Section: New Results
Tracking and Video Representation
Participants : Ratnesh Kumar, Guillaume Charpiat, Monique Thonnat.
keywords: Fibers, Graph Partitioning, Message Passing, Iterative Conditional Modes, Video Segmentation, Video Inpainting
Multiple Object Tracking The objective is to find trajectories of objects (belonging to a particular category) in a video. To find possible occupancy locations, an object detector is applied to all frames of a video, yielding bounding boxes. Detectors are not perfect and may provide false detections; they may also miss objects sometimes. We build a graph of all detections, and aim at partitioning the graph into object trajectories. Edges in the graph encode factors between detections, based on the following :
-
Number of common point tracks between bounding boxes (the tracks are obtained from an optical-flow-based point tracker)
-
Global appearance similarity (based on the pixel colors inside the bounding boxes)
-
Trajectory straightness : for three bounding boxes at different frames, we compute the Laplacian (centered at the middle frame) of the centroids of the boxes.
-
Repulsive constraint : Two detections in a same frame cannot belong to the same trajectory.
We compute the partitions by using sequential tree re-weighted message passing (TRW-S). To avoid local minima, we use a label flipper motivated from the Iterative Conditional Modes algorithm.
We apply our approach to typical surveillance videos where object of interest are humans. Comparative quantitative results can be seen in Tables 1 and 2 for two videos.
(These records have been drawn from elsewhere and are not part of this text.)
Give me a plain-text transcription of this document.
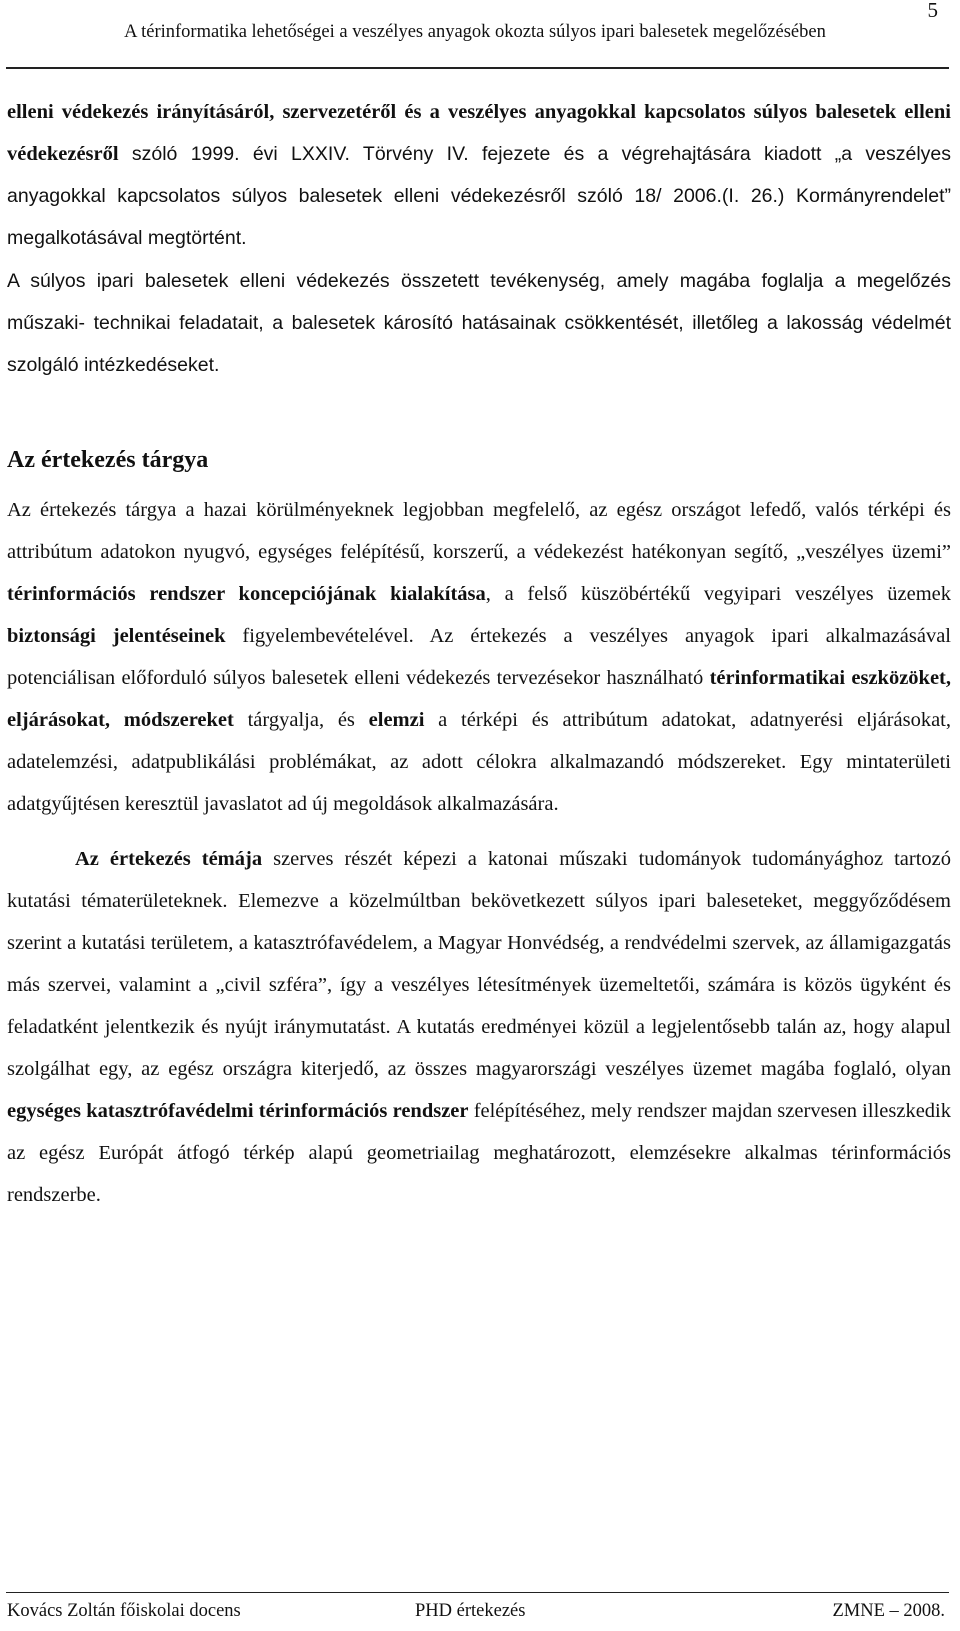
5
A térinformatika lehetőségei a veszélyes anyagok okozta súlyos ipari balesetek megelőzésében

elleni védekezés irányításáról, szervezetéről és a veszélyes anyagokkal kapcsolatos súlyos balesetek elleni védekezésről szóló 1999. évi LXXIV. Törvény IV. fejezete és a végrehajtására kiadott „a veszélyes anyagokkal kapcsolatos súlyos balesetek elleni védekezésről szóló 18/ 2006.(I. 26.) Kormányrendelet” megalkotásával megtörtént.

A súlyos ipari balesetek elleni védekezés összetett tevékenység, amely magába foglalja a megelőzés műszaki- technikai feladatait, a balesetek károsító hatásainak csökkentését, illetőleg a lakosság védelmét szolgáló intézkedéseket.

Az értekezés tárgya

Az értekezés tárgya a hazai körülményeknek legjobban megfelelő, az egész országot lefedő, valós térképi és attribútum adatokon nyugvó, egységes felépítésű, korszerű, a védekezést hatékonyan segítő, „veszélyes üzemi” térinformációs rendszer koncepciójának kialakítása, a felső küszöbértékű vegyipari veszélyes üzemek biztonsági jelentéseinek figyelembevételével. Az értekezés a veszélyes anyagok ipari alkalmazásával potenciálisan előforduló súlyos balesetek elleni védekezés tervezésekor használható térinformatikai eszközöket, eljárásokat, módszereket tárgyalja, és elemzi a térképi és attribútum adatokat, adatnyerési eljárásokat, adatelemzési, adatpublikálási problémákat, az adott célokra alkalmazandó módszereket. Egy mintaterületi adatgyűjtésen keresztül javaslatot ad új megoldások alkalmazására.

Az értekezés témája szerves részét képezi a katonai műszaki tudományok tudományághoz tartozó kutatási tématerületeknek. Elemezve a közelmúltban bekövetkezett súlyos ipari baleseteket, meggyőződésem szerint a kutatási területem, a katasztrófavédelem, a Magyar Honvédség, a rendvédelmi szervek, az államigazgatás más szervei, valamint a „civil szféra”, így a veszélyes létesítmények üzemeltetői, számára is közös ügyként és feladatként jelentkezik és nyújt iránymutatást. A kutatás eredményei közül a legjelentősebb talán az, hogy alapul szolgálhat egy, az egész országra kiterjedő, az összes magyarországi veszélyes üzemet magába foglaló, olyan egységes katasztrófavédelmi térinformációs rendszer felépítéséhez, mely rendszer majdan szervesen illeszkedik az egész Európát átfogó térkép alapú geometriailag meghatározott, elemzésekre alkalmas térinformációs rendszerbe.

Kovács Zoltán főiskolai docens	PHD értekezés	ZMNE – 2008.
The evaluation metrics considered are : Recall, Precision, Average False Alarms Per Frame (FAF), Number of Groundtruth Trajectories (GT), Number of Mostly Tracked Trajectories, Number of Fragments (Frag), Number of Identity Switches (IDS), Multiple Object Tracking Accuracy (MOTA) and Multiple Object Tracking Precision (MOTP).
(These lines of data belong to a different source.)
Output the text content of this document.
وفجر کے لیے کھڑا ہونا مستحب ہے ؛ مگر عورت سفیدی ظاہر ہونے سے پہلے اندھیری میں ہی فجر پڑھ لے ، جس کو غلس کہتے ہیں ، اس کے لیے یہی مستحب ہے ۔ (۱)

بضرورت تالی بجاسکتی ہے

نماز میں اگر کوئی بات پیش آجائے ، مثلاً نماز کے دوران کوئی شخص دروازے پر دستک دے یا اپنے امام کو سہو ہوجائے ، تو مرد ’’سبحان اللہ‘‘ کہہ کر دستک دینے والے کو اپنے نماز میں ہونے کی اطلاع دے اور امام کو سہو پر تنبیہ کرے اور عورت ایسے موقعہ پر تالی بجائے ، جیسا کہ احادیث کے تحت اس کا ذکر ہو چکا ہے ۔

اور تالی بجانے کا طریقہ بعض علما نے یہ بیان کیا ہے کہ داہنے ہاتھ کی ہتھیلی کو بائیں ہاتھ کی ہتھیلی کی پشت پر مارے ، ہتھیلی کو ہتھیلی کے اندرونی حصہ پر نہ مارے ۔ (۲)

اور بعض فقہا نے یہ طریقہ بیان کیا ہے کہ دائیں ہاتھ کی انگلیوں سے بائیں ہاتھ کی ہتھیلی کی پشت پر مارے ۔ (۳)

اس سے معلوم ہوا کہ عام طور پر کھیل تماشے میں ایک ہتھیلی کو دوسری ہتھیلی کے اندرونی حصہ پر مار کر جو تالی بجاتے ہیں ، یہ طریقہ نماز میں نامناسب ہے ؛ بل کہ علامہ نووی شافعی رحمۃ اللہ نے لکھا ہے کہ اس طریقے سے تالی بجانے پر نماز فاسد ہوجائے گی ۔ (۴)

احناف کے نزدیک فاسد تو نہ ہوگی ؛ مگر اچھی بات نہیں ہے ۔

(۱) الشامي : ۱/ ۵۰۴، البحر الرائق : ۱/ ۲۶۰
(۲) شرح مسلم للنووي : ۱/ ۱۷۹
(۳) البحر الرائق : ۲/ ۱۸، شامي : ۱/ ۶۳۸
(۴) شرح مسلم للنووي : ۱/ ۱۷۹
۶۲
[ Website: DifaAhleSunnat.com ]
This work has been submitted to CVPR' 14.
Method | MOTA | MOTP | Detector |
[59] (450-750) | 56.8 | 79.6 | HOG |
Ours (450-750) | 53.5 | 69.1 | HOG |
Method | Recall | Precision | FAF | GT | MT | Frag | IDS |
[77] | 96.9 | 94.1 | 0.36 | 19 | 18 | 15 | 22 |
Ours | 95.4 | 93.4 | 0.28 | 19 | 18 | 42 | 13 |
Video Representation We continued our work from the previous year on Fiber-Based Video Representation. During this year we focused on obtaining competitive results with the state-of-the-art (Figure 13 ).
|
The usefulness of our novel representation is demonstrated by a simple video inpainting task. Here a user input of only 7 clicks is required to remove the dancing girl disturbing the news reporter (Figure 14 ).
|
This work has been accepted for publication next year [41] .